I have a table with content for my website and there are website addresses within the content that all end in something similar to:
-c.123.html
-c.134.html
-c.12.html
-c.345.hml
so the full website address would be something like
www.website.co.uk/websitepage-c.123.html
the numbers are different inbetween the -c. and the html
I want to remove all of the -c.***.html
REPLACE doesn't do that. What you might be better off doing is a bit of string slicing - take the left part of the string up to the -c bit, and then adding back the last few characters.
Either that, or you could find / write a CLR routine to do the job. See, for example, this set of posts: https://www.sqlservercentral.com/blogs/regex-in-sql-server-for-replacing-text
Answer by Jeff Moden ·
This should do it.
SELECT testdata.WebSite ,Cleaned = CASE WHEN testdata.WebSite LIKE ('%[-]c.[0-9]%[0-9].h%') THEN SUBSTRING(testdata.WebSite,1,PATINDEX('%[-]c.[0-9]%[0-9].h%',testdata.WebSite)-1) ELSE testdata.WebSite END FROM (VALUES --Simulating the readily consumable test data you forgot to post ('www.website.co.uk/websitepage-c.123.html') ,('www.website.co.uk/websitepage-c.134.html') ,('www.website.co.uk/websitepage-c.12.html') ,('www.website.co.uk/websitepage-c.345.hml') ,('www.website.co.uk/websitepage-calls.345.hml') )testdata(WebSite) ;
Answer by Magnus Ahlkvist ·
To me, this would be one of the rare cases for using CLR-functions (as Thomas Rushton suggests). In .NET you have Regex-methods which you can expose in a CLR Function.

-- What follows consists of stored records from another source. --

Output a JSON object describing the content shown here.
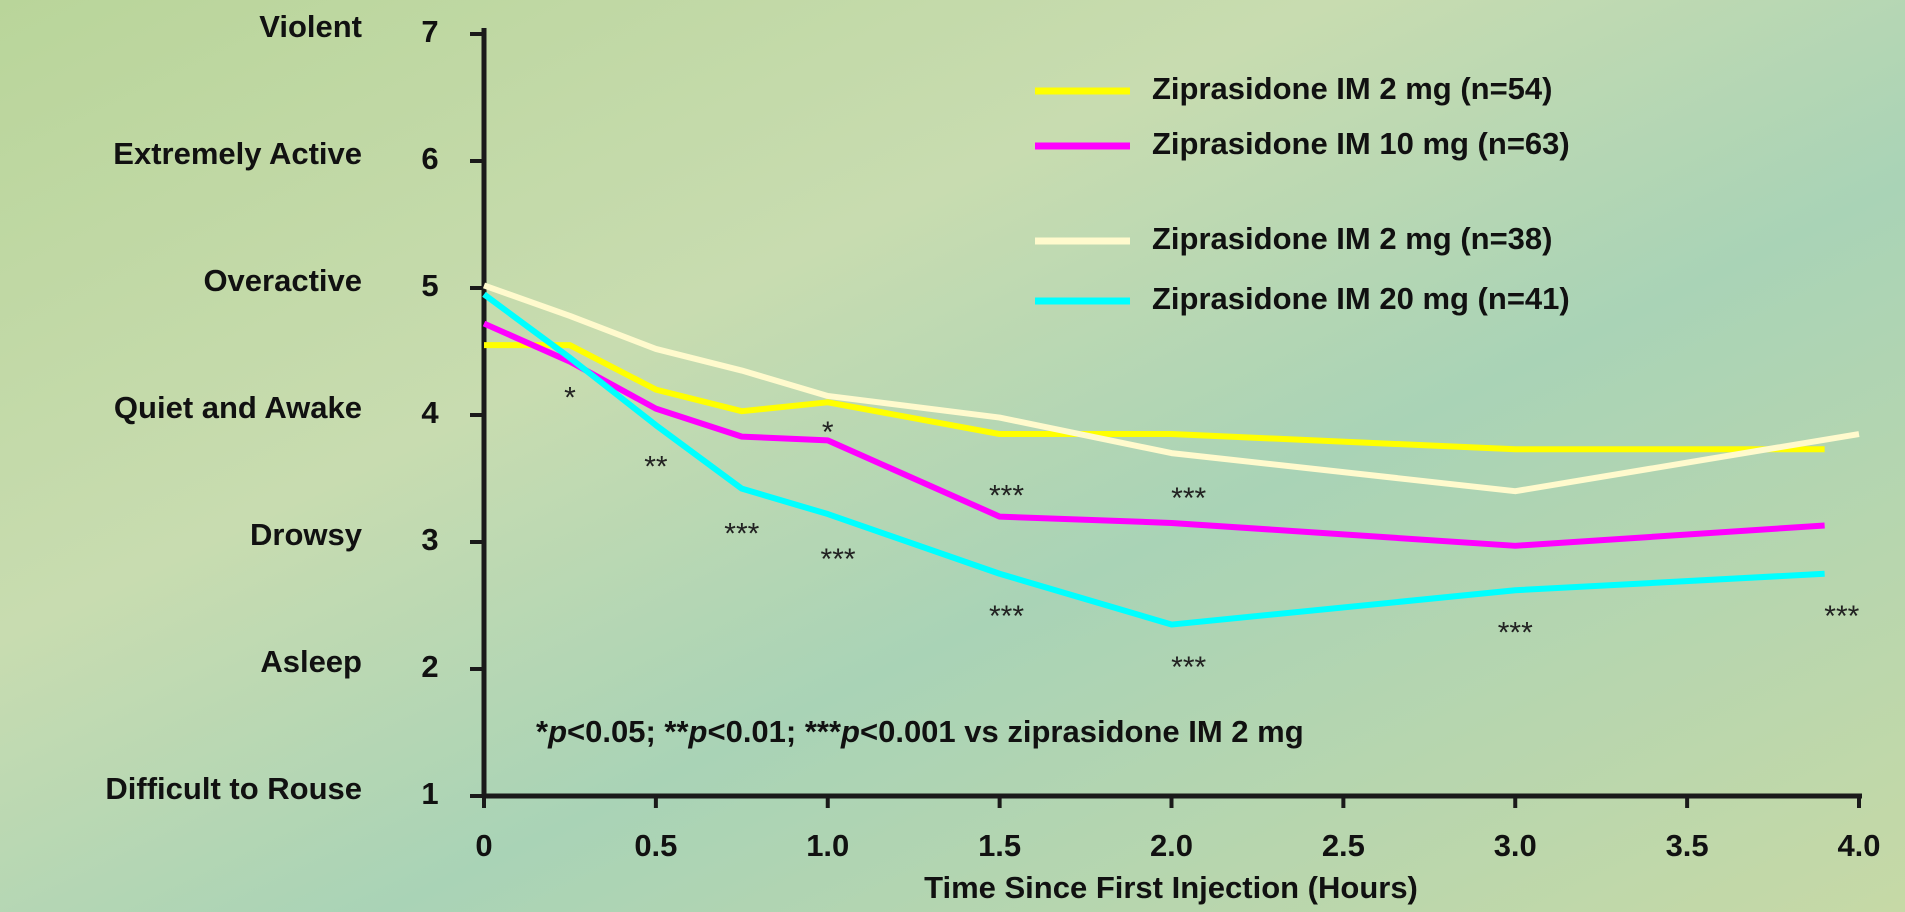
{
  "chart_data": {
    "type": "line",
    "x_label": "Time Since First Injection (Hours)",
    "xlim": [
      0,
      4
    ],
    "xticks": [
      0,
      0.5,
      {
        "value": 1,
        "label": "1.0"
      },
      1.5,
      {
        "value": 2,
        "label": "2.0"
      },
      2.5,
      {
        "value": 3,
        "label": "3.0"
      },
      3.5,
      {
        "value": 4,
        "label": "4.0"
      }
    ],
    "ylim": [
      1,
      7
    ],
    "yticks": [
      1,
      2,
      3,
      4,
      5,
      6,
      7
    ],
    "ytick_names": [
      "Difficult to Rouse",
      "Asleep",
      "Drowsy",
      "Quiet and Awake",
      "Overactive",
      "Extremely Active",
      "Violent"
    ],
    "series": [
      {
        "name": "Ziprasidone IM 2 mg (n=54)",
        "color": "#ffff00",
        "x": [
          0,
          0.25,
          0.5,
          0.75,
          1.0,
          1.5,
          2.0,
          3.0,
          3.9
        ],
        "values": [
          4.55,
          4.55,
          4.2,
          4.03,
          4.1,
          3.85,
          3.85,
          3.73,
          3.73
        ]
      },
      {
        "name": "Ziprasidone IM 10 mg (n=63)",
        "color": "#ff00ff",
        "x": [
          0,
          0.25,
          0.5,
          0.75,
          1.0,
          1.5,
          2.0,
          3.0,
          3.9
        ],
        "values": [
          4.72,
          4.42,
          4.05,
          3.83,
          3.8,
          3.2,
          3.15,
          2.97,
          3.13
        ]
      },
      {
        "name": "Ziprasidone IM 2 mg (n=38)",
        "color": "#fffacd",
        "x": [
          0,
          0.25,
          0.5,
          0.75,
          1.0,
          1.5,
          2.0,
          3.0,
          4.0
        ],
        "values": [
          5.02,
          4.78,
          4.52,
          4.35,
          4.15,
          3.98,
          3.7,
          3.4,
          3.85
        ]
      },
      {
        "name": "Ziprasidone IM 20 mg (n=41)",
        "color": "#00ffff",
        "x": [
          0,
          0.25,
          0.5,
          0.75,
          1.0,
          1.5,
          2.0,
          3.0,
          3.9
        ],
        "values": [
          4.95,
          4.45,
          3.92,
          3.42,
          3.22,
          2.75,
          2.35,
          2.62,
          2.75
        ]
      }
    ],
    "annotations": [
      {
        "text": "*",
        "x": 0.25,
        "y": 4.12
      },
      {
        "text": "**",
        "x": 0.5,
        "y": 3.58
      },
      {
        "text": "***",
        "x": 0.75,
        "y": 3.05
      },
      {
        "text": "*",
        "x": 1.0,
        "y": 3.85
      },
      {
        "text": "***",
        "x": 1.03,
        "y": 2.85
      },
      {
        "text": "***",
        "x": 1.52,
        "y": 3.35
      },
      {
        "text": "***",
        "x": 1.52,
        "y": 2.4
      },
      {
        "text": "***",
        "x": 2.05,
        "y": 3.33
      },
      {
        "text": "***",
        "x": 2.05,
        "y": 2.0
      },
      {
        "text": "***",
        "x": 3.0,
        "y": 2.27
      },
      {
        "text": "***",
        "x": 3.95,
        "y": 2.4
      }
    ],
    "footnote": [
      "*",
      "p",
      "<0.05; **",
      "p",
      "<0.01; ***",
      "p",
      "<0.001 vs ziprasidone IM 2 mg"
    ]
  }
}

Using substring as srutzky suggests is not a safe way to solve this problem, as it can't handle multiple matches, it'll use the leftmost match och '-c.'. It would return incorrect results for this one for example: https://www.section-c.com/c-123.html But with RegEx functions, you can create more complex pattern-matching for replace.
Answer by srutzky ·
If I am understanding the request correctly, then all you need is a simple SUBSTRING since there is a common, static piece of text that you can match on — "-c." — so you can ignore the part with the numbers that you want to get rid of. For example:
DECLARE @Values TABLE ( [Value] NVARCHAR(100) NOT NULL ); INSERT INTO @Values ([Value]) VALUES (N'https://www.website.co.uk/websitepage-c.123.html'); INSERT INTO @Values ([Value]) VALUES (N'https://www.section-c.com/c-123.html'); ;WITH cte AS ( SELECT [Value], (CHARINDEX(N'-c.', [Value]) - 1) AS [Pos] FROM @Values ) SELECT SUBSTRING([Value], 1, IIF(cte.[Pos] > 0, cte.[Pos], LEN([Value]))) FROM cte ;WITH cte AS ( SELECT [Value], (PATINDEX(N'%-c.[0-9]%', [Value]) - 1) AS [Pos] FROM @Values ) SELECT SUBSTRING([Value], 1, IIF(cte.[Pos] > 0, cte.[Pos], LEN([Value]))) FROM cte
That returns:
https://www.website.co.uk/websitepage https://www.section
and then:
https://www.website.co.uk/websitepage https://www.section-c.com/c-123.html
If for some reason have more complex requirements that can't easily be done using T-SQL, then you can use RegEx if SQLCLR is an option (and it definitely is not if you are using either Azure SQL DB single DB or SQL Server 2017+ on AWS RDS). Several pre-compiled RegEx functions are available in the free version of SQL# (SQLsharp), a SQLCLR library containing many functions and stored procedures (that I wrote).